Story engineering also identifies a key scenes at the beginning, middle, and end of each part of the book. These include:
- The hook, which are the first sentences of the story and responsible for drawing you in
- Inciting incident, the first action after the hook that establishes some kind of initial problem
- The first plot point, where the status quo you introduce gets changed. This forms the transition from setup to response
- The first pinch point, a challenge or problem introduced halfway through the response, which raises the stakes
- The midpoint, a scene where something changes or falls into place to let the protagonist take control of the action. This serves as the transition between the response and the attack.
- The second plot point, which happens halfway through the attack and sets the story on its final course toward the climax
- The climax, which wraps everything up with tension and a general sense of awesomeness.

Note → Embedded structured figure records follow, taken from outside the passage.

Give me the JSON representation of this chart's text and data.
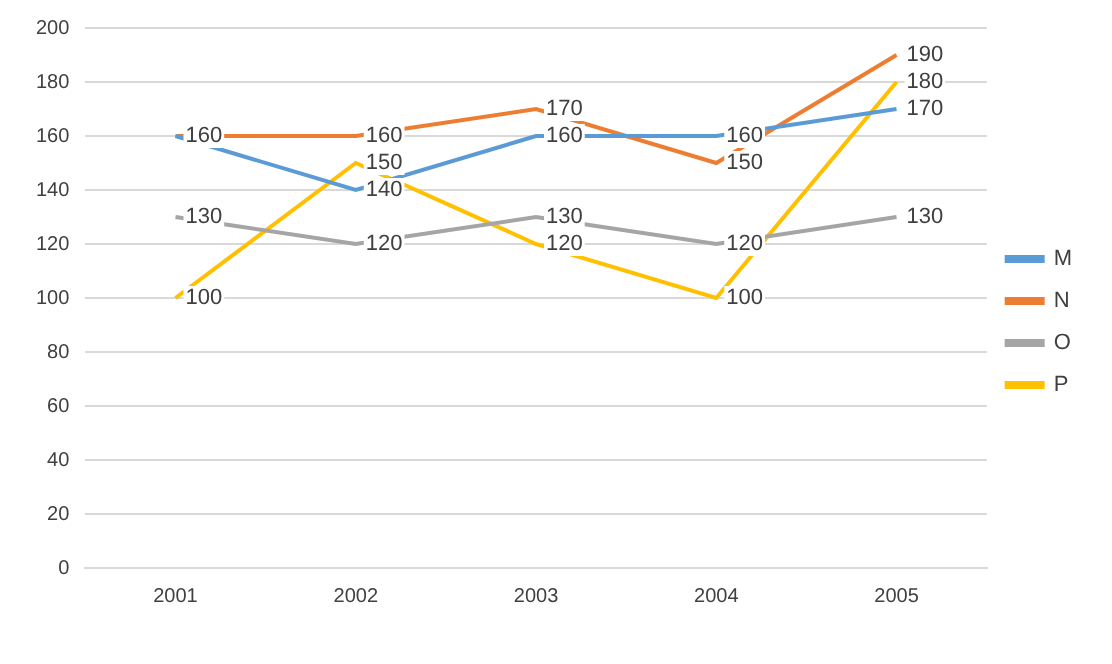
{
  "chart_data": {
    "type": "line",
    "categories": [
      "2001",
      "2002",
      "2003",
      "2004",
      "2005"
    ],
    "series": [
      {
        "name": "M",
        "color": "#5b9bd5",
        "values": [
          160,
          140,
          160,
          160,
          170
        ],
        "value_labels": [
          "160",
          "140",
          "160",
          "160",
          "170"
        ]
      },
      {
        "name": "N",
        "color": "#ed7d31",
        "values": [
          160,
          160,
          170,
          150,
          190
        ],
        "value_labels": [
          null,
          "160",
          "170",
          "150",
          "190"
        ]
      },
      {
        "name": "O",
        "color": "#a5a5a5",
        "values": [
          130,
          120,
          130,
          120,
          130
        ],
        "value_labels": [
          "130",
          "120",
          "130",
          "120",
          "130"
        ]
      },
      {
        "name": "P",
        "color": "#ffc000",
        "values": [
          100,
          150,
          120,
          100,
          180
        ],
        "value_labels": [
          "100",
          "150",
          "120",
          "100",
          "180"
        ]
      }
    ],
    "ylim": [
      0,
      200
    ],
    "yticks": [
      0,
      20,
      40,
      60,
      80,
      100,
      120,
      140,
      160,
      180,
      200
    ],
    "grid": "y",
    "legend": "right",
    "marker": "none"
  }
}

On your whiteboard, write a brief description of each of these points in the book. From our examples so far, we might see each of these as:
Hook: a funny scene of waking up in a weird position and being just sooooo bored
Inciting incident: getting bullied on the way to school
First Plot Point: meeting the ninja in a janitor’s closet
First Pinch Point: the ninja promises to teach our kid if he passes a difficult riddle or physical challenge
Midpoint: our kid finishes his ninja training and prepares to return to school
Second Plot Point: a confrontation with the bully which leads toward the lunchtime confrontation
Climax: the big ninja food fight and ultimate victory
Those seven points will give you the skeleton of your story from start to finish. Your next task is to add the muscle and flesh and connective tissue, either by expanding the outline or beginning to write.
Let’s Get Started
Give this a try with your newest work, or even with your current work in progress. Get a blank art pad (I recommend the ones at your local dollar store), open it up and start with that first point. From there, you just fill in the blanks until your outline is ready.
One Last Important Note
Always remember that your outline is a starting point. You won’t finish the outline with every single detail and inspiration already fully formed in your mind. While you’re writing, if you suddenly get a great idea, you should follow it. It’s okay to change the plan, but changing an existing plan is always better than trying to move forward without a plan in the first place.
An outline is a tool, not a straitjacket. Use it to get started, then see how far you can go.